A 61ª Bienal de Veneza e os Ecos do Passado
A 61ª edição da Bienal de Veneza reabre suas portas ao público, trazendo uma reflexão profunda sobre as questões contemporâneas e sua relação com a história colonial. O evento, que ocorre após a pausa da edição de 2017, apresenta obras da série “Juntó”, do artista baiano Heráclito, que vê na proposta de Koyo, uma das figuras-chave do evento, uma conquista significativa para artistas e pesquisadores do Sul Global. O camaronês Bonaventure Ndikung, curador-geral da 36ª Bienal de São Paulo, também é mencionado como uma voz importante nesse contexto.
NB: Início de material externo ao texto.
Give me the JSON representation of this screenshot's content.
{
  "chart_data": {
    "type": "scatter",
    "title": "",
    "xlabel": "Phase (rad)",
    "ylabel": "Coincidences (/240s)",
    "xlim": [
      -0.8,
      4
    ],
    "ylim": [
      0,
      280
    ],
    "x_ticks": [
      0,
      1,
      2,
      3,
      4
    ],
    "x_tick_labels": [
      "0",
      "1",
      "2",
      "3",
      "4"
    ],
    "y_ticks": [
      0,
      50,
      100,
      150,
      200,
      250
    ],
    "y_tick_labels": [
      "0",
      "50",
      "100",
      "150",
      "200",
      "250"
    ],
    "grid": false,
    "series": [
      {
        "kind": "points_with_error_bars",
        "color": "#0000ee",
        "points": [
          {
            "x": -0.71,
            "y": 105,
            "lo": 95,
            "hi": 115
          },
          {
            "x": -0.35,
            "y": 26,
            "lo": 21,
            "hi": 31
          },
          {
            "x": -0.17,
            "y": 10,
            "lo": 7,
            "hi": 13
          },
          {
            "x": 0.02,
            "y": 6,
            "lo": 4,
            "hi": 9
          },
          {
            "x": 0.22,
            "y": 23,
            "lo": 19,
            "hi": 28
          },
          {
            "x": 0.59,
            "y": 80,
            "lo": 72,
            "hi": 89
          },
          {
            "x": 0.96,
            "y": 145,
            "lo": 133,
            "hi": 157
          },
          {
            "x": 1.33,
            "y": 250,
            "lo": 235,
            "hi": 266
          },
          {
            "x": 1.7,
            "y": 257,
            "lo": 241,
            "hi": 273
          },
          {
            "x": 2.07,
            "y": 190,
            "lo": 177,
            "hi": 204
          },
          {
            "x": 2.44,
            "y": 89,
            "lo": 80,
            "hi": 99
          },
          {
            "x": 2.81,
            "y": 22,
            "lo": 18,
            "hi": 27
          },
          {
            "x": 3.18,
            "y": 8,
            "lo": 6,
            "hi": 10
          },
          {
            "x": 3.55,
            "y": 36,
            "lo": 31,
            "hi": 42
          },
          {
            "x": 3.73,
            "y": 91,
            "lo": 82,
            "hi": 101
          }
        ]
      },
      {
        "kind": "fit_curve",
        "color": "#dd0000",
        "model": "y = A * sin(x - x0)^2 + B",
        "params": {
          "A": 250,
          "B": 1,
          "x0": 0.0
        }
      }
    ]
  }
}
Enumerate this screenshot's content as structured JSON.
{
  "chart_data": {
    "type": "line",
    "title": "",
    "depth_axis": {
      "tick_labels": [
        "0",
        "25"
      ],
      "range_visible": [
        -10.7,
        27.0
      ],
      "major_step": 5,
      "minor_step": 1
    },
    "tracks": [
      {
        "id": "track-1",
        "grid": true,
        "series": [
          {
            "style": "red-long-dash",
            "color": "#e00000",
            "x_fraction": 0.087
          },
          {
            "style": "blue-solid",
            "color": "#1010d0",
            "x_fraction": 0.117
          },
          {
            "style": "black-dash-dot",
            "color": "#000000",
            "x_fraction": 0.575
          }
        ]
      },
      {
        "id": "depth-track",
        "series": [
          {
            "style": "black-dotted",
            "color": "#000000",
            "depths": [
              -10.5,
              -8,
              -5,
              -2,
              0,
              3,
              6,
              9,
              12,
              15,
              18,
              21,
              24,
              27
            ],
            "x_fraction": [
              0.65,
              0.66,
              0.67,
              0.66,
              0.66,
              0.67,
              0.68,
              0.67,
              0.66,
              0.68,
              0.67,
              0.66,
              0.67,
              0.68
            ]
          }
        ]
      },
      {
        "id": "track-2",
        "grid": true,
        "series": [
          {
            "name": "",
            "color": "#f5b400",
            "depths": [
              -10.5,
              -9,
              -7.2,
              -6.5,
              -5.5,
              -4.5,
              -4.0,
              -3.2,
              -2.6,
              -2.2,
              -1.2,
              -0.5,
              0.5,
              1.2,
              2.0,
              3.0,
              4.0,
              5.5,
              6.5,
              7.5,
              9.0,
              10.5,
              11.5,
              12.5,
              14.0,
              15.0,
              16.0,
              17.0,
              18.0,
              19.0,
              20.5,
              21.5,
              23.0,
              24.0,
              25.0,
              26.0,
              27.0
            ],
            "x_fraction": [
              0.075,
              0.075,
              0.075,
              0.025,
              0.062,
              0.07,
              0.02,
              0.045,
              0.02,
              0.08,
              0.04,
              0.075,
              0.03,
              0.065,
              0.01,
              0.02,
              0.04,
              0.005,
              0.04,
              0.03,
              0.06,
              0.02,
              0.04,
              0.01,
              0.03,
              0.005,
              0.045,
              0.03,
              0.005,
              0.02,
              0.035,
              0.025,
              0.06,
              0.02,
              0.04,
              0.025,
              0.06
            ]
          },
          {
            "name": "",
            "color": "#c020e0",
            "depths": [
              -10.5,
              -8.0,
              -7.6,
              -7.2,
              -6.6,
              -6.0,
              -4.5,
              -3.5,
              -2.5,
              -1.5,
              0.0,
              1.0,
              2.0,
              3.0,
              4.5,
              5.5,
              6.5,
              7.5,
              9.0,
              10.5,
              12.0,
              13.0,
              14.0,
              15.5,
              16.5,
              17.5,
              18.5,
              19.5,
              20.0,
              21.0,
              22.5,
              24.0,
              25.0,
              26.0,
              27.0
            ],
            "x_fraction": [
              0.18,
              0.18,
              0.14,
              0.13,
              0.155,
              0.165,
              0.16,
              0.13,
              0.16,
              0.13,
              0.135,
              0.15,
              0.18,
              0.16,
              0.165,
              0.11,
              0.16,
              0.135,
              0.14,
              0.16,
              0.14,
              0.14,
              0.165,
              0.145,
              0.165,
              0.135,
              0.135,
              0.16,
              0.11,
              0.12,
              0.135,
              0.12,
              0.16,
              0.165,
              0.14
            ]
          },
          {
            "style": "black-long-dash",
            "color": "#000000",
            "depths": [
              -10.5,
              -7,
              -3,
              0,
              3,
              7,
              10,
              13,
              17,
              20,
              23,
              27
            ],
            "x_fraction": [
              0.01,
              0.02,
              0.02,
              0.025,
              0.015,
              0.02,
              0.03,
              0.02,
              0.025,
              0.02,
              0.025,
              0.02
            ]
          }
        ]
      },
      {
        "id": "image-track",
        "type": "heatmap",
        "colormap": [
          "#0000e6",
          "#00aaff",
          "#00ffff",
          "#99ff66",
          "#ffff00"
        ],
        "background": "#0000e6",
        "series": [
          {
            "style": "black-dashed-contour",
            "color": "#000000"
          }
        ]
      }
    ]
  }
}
Heráclito recorda seu último encontro com Koyo em Chicago, onde a artista oficializou o convite para ele e Eustáquio participarem do evento. Para ele, a perda de Koyo foi um golpe. “Ela era uma pessoa fascinante, de quem tive o privilégio de ser amigo”, relembra. “A Bienal reflete o pensamento dela sobre uma geopolítica marcada pela brutalidade da guerra e do imperialismo. É uma edição madura, que desafia os estigmas associados à arte não ocidental, que tanto lutamos contra.”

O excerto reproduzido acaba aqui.